- 703 Okunma
- 4 Yorum
- 0 Beğeni
NE YAPIYORUZ BİRBİRİMİZE? - 2
İlk yazıda, iki kadın tipinden bahsetmiştik. Biri kendini tüm benliği ile evine, eşine, çocuklarına adayan kadın. Diğeri ondan istenen ve beklenenleri yerine getirip kendine zaman ayıran kadın.
Hangi kadının doğru olduğunu sorarsanız, benim yanıtım: “ Bilmiyorum “ olur.
Bu arada belirtmek isterim ki, ben olaya sadece kadınlar açısından bakıp, yaklaşabilirim. Erkekler adına sadece bu taraftan görünen şeyleri söyleme hakkına sahibim.
Ne yapmıştık en son? Evlenmiş ve kendi hayatlarımız içinde, farklı yönlerde yürür olmuştuk, değil mi?
Şimdi dürüstçe bir değerlendirme yapalım. Evliliğin mihenk taşı, odak noktası, biz kadınlarızdır.
Son bir saptama daha, sonra kesintisiz düşüncelerimi paylaşacağım sizlerle.
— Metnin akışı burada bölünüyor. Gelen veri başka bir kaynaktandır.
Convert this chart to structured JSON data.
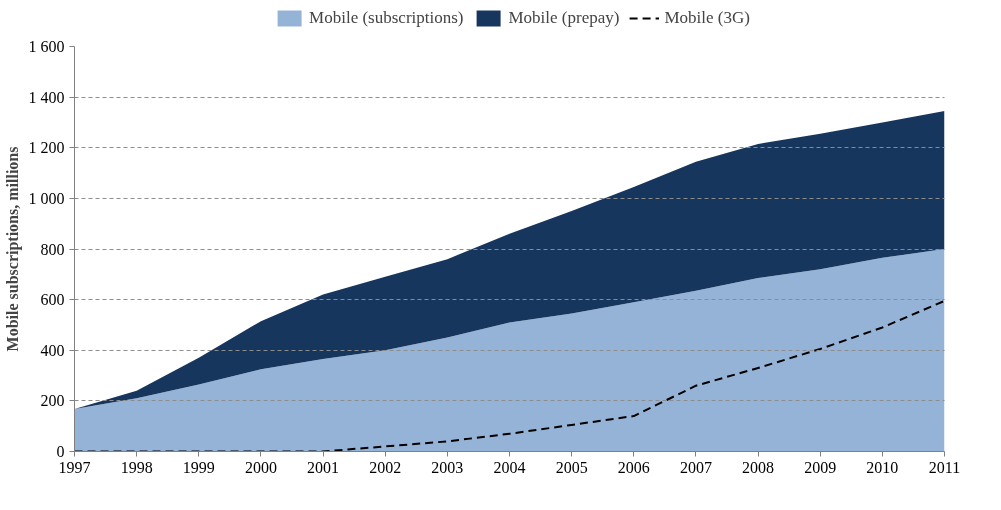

Elbette ki en yakın, en iyi bildiğim, en hayalci olmayan örnek kendi mim. Bu yüzden kendimden örnek vererek anlatmaya çalışacağım. Sakın ola ki “ Kadın amma abartıyor kendisini “ demeyin. Kaldı ki, övünülecek, böbürlenecek bir hayatım ya da kişiliğim de yok. Geldiğim şu noktaya bakarsak...
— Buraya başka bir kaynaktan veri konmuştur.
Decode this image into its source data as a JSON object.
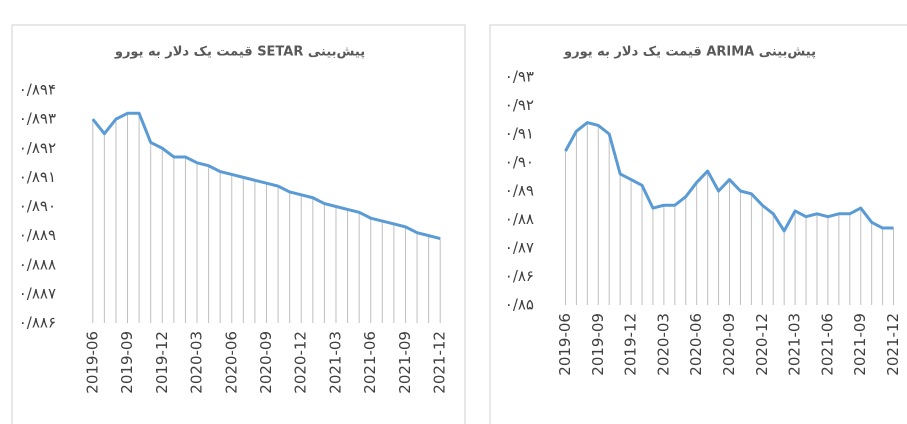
{
  "chart_data": [
    {
      "type": "line",
      "title": "پیش‌بینی SETAR قیمت یک دلار به یورو",
      "categories": [
        "2019-06",
        null,
        null,
        "2019-09",
        null,
        null,
        "2019-12",
        null,
        null,
        "2020-03",
        null,
        null,
        "2020-06",
        null,
        null,
        "2020-09",
        null,
        null,
        "2020-12",
        null,
        null,
        "2021-03",
        null,
        null,
        "2021-06",
        null,
        null,
        "2021-09",
        null,
        null,
        "2021-12"
      ],
      "series": [
        {
          "color": "#5b9bd5",
          "values": [
            0.893,
            0.8925,
            0.893,
            0.8932,
            0.8932,
            0.8922,
            0.892,
            0.8917,
            0.8917,
            0.8915,
            0.8914,
            0.8912,
            0.8911,
            0.891,
            0.8909,
            0.8908,
            0.8907,
            0.8905,
            0.8904,
            0.8903,
            0.8901,
            0.89,
            0.8899,
            0.8898,
            0.8896,
            0.8895,
            0.8894,
            0.8893,
            0.8891,
            0.889,
            0.8889
          ]
        }
      ],
      "ylim": [
        0.886,
        0.894
      ],
      "yticks": [
        {
          "value": 0.894,
          "label": "۰/۸۹۴"
        },
        {
          "value": 0.893,
          "label": "۰/۸۹۳"
        },
        {
          "value": 0.892,
          "label": "۰/۸۹۲"
        },
        {
          "value": 0.891,
          "label": "۰/۸۹۱"
        },
        {
          "value": 0.89,
          "label": "۰/۸۹۰"
        },
        {
          "value": 0.889,
          "label": "۰/۸۸۹"
        },
        {
          "value": 0.888,
          "label": "۰/۸۸۸"
        },
        {
          "value": 0.887,
          "label": "۰/۸۸۷"
        },
        {
          "value": 0.886,
          "label": "۰/۸۸۶"
        }
      ],
      "drop_lines": true
    },
    {
      "type": "line",
      "title": "پیش‌بینی ARIMA قیمت یک دلار به یورو",
      "categories": [
        "2019-06",
        null,
        null,
        "2019-09",
        null,
        null,
        "2019-12",
        null,
        null,
        "2020-03",
        null,
        null,
        "2020-06",
        null,
        null,
        "2020-09",
        null,
        null,
        "2020-12",
        null,
        null,
        "2021-03",
        null,
        null,
        "2021-06",
        null,
        null,
        "2021-09",
        null,
        null,
        "2021-12"
      ],
      "series": [
        {
          "color": "#5b9bd5",
          "values": [
            0.904,
            0.911,
            0.914,
            0.913,
            0.91,
            0.896,
            0.894,
            0.892,
            0.884,
            0.885,
            0.885,
            0.888,
            0.893,
            0.897,
            0.89,
            0.894,
            0.89,
            0.889,
            0.885,
            0.882,
            0.876,
            0.883,
            0.881,
            0.882,
            0.881,
            0.882,
            0.882,
            0.884,
            0.879,
            0.877,
            0.877
          ]
        }
      ],
      "ylim": [
        0.85,
        0.93
      ],
      "yticks": [
        {
          "value": 0.93,
          "label": "۰/۹۳"
        },
        {
          "value": 0.92,
          "label": "۰/۹۲"
        },
        {
          "value": 0.91,
          "label": "۰/۹۱"
        },
        {
          "value": 0.9,
          "label": "۰/۹۰"
        },
        {
          "value": 0.89,
          "label": "۰/۸۹"
        },
        {
          "value": 0.88,
          "label": "۰/۸۸"
        },
        {
          "value": 0.87,
          "label": "۰/۸۷"
        },
        {
          "value": 0.86,
          "label": "۰/۸۶"
        },
        {
          "value": 0.85,
          "label": "۰/۸۵"
        }
      ],
      "drop_lines": true
    }
  ]
}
Evlilik düzeni içinde erkek, daha çok, ailenin geçimini sağlamakla sorumlu olduğundan, var-yok arası bir elemandır. Ailenin tüm iç ve dış işlerini, sosyal hayatını kadın düzenler. Kadın, bu işleri hallederken, aklını kullanırsa, her istediğini kabul de ettirir, yaptırır da.
Aslında olay, çok da abartılacak kadar kıvrımları olan bir olay değildir. Burada önemli olan, kadının kendisine şu soruyu sormasıdır: Bu deveyi güdecek miyim? Bu diyardan gidecek miyim? Karar deveyi gütmekse, yani evliliği devam ettirmekse; o zaman külahını önüne koyacak ve işi eğlenceli, çekilir hale getirmeye bakacak. Önce kendisi için. Bu detay, çok önemli. Öncelikle kendisi için yapacak bunu. Sonra ailenin diğer üyeleri için.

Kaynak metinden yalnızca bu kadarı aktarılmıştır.